Security and Compliance Risks Increase with AI Adoption
Early research has flagged disturbing trends. In a paper led by academic experts from Caltech and Stanford, researchers reported an alarming proportion of insecure solutions produced by AI coding assistants — in one highly cited study, about 40 percent of the suggestions were found to have vulnerabilities. Combine that with opaque lineage and you wind up with code that’s both more difficult to secure and, ironically, harder to properly license.
We have already had a glimpse of the Gothic fragility of the commons. The Log4Shell crisis laid bare just how much of the internet’s life-support system can depend on a small volunteer team. If AI quickens the devouring maw of open source while suppressing upstream contributions, however, such maintenance bottlenecks only get worse. Vulnerabilities linger. Compliance audits become nightmares. The price ultimately falls on businesses and public institutions.

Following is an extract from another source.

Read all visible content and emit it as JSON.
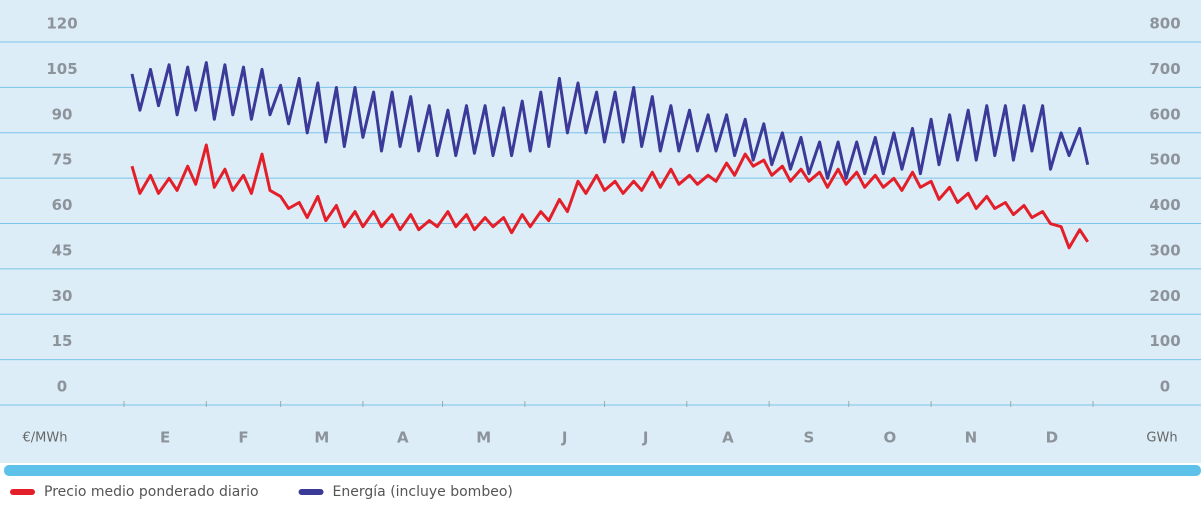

Walking a Tightrope to Keep the Open Source Commons Alive
There are escape ramps — but they take coordination. Model and data provenance standards, the AI equivalent of an SBOM, could help track when and how licensed code affects outputs. The Open Source Initiative’s project on the definition of open source AI aims to provide some guidance on what “open” should mean in the era of models. The EU’s AI Act pushes toward documentation and transparency requirements that may mitigate provenance blind spots.
On the supply side, training models on human-curated, license-respecting datasets and features to embed attribution metadata into suggestions would restore a measure of reciprocity. On the demand side, enterprises can stipulate provenance awareness from AI tools, help fund critical maintainers (through sponsors within organizations and foundations such as the Linux Foundation and OpenSSF), and enact policies that specifically prevent “mystery code” from being run in production.
Without these changes, however, the direction is grim. Generative AI will continue to suck value out of the commons even as it starves what remains of the culturally, socially, and legally enforced feedback loops that once made the old commons so resilient. Open source doesn’t fail all at once — it fails as maintenance slows, compliance risks loom, and innovation moves behind closed APIs. That’s not a future the software profession can afford.